I have been studying this carefully (at the link above). Here’s the “blogging” example from the document:
Example 8: A consumer who regularly purchases a particular brand of dog food decides one day to purchase a new, more expensive brand made by the same manufacturer. She writes in her personal blog that the change in diet has made her dog’s fur noticeably softer and shinier, and that in her opinion, the new food definitely is worth the extra money. This posting would not be deemed an endorsement under the Guides. Assume that the consumer gets it for free because the store routinely tracks her purchases and its computer has generated a coupon for a free trial bag of this new brand. Again, her posting would not be deemed an endorsement under the Guides. Assume now that the consumer joins a network marketing program under which she periodically receives various products about which she can write reviews if she wants to do so. If she receives a free bag of the new dog food through this program, her positive review would be considered an endorsement under the Guides.

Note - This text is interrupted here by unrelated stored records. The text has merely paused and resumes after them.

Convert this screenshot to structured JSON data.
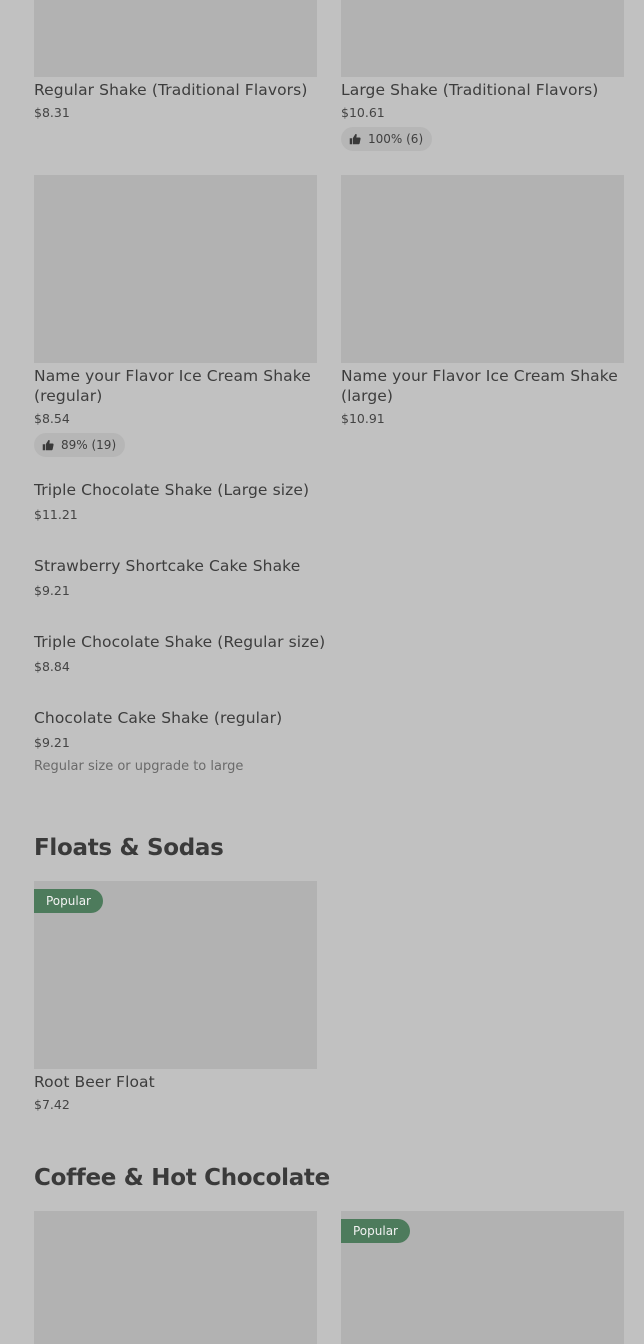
{
  "items": {
    "regular_shake": {
      "title": "Regular Shake (Traditional Flavors)",
      "price": "$8.31"
    },
    "large_shake": {
      "title": "Large Shake (Traditional Flavors)",
      "price": "$10.61",
      "rating": "100% (6)"
    },
    "nyf_regular": {
      "title_line1": "Name your Flavor Ice Cream Shake",
      "title_line2": "(regular)",
      "price": "$8.54",
      "rating": "89% (19)"
    },
    "nyf_large": {
      "title_line1": "Name your Flavor Ice Cream Shake",
      "title_line2": "(large)",
      "price": "$10.91"
    },
    "triple_choc_large": {
      "title": "Triple Chocolate Shake (Large size)",
      "price": "$11.21"
    },
    "strawberry_shortcake": {
      "title": "Strawberry Shortcake Cake Shake",
      "price": "$9.21"
    },
    "triple_choc_regular": {
      "title": "Triple Chocolate Shake (Regular size)",
      "price": "$8.84"
    },
    "choc_cake_regular": {
      "title": "Chocolate Cake Shake (regular)",
      "price": "$9.21",
      "description": "Regular size or upgrade to large"
    },
    "root_beer_float": {
      "title": "Root Beer Float",
      "price": "$7.42",
      "badge": "Popular"
    },
    "coffee_item_2": {
      "badge": "Popular"
    }
  },
  "sections": {
    "floats_sodas": "Floats & Sodas",
    "coffee_hot_chocolate": "Coffee & Hot Chocolate"
  },
  "colors": {
    "background": "#c1c1c1",
    "image_placeholder": "#b2b2b2",
    "popular_badge": "#4d7b5c",
    "rating_pill": "#b6b6b6"
  },
  "icons": {
    "rating": "thumbs-up-icon"
  }
}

What I don’t understand is how this impacts physicians or care providers who may blog/tweet about the care they provide within practices or health systems – i.e. they are not being paid specifically to blog or tweet, but are doing so within the context of their employment. I assume that disclosing the employment relationship fulfills the requirement, which is designed to help people evaluate the information critically.
If anyone has looked at this in the context of health care, please feel free to add your comments below.
My employment relationship and statements of independence and conflict of interest are on my About page. In addition, I typically tag posts that are relevant to my employer. Feedback always accepted if these are not clear or could be improved.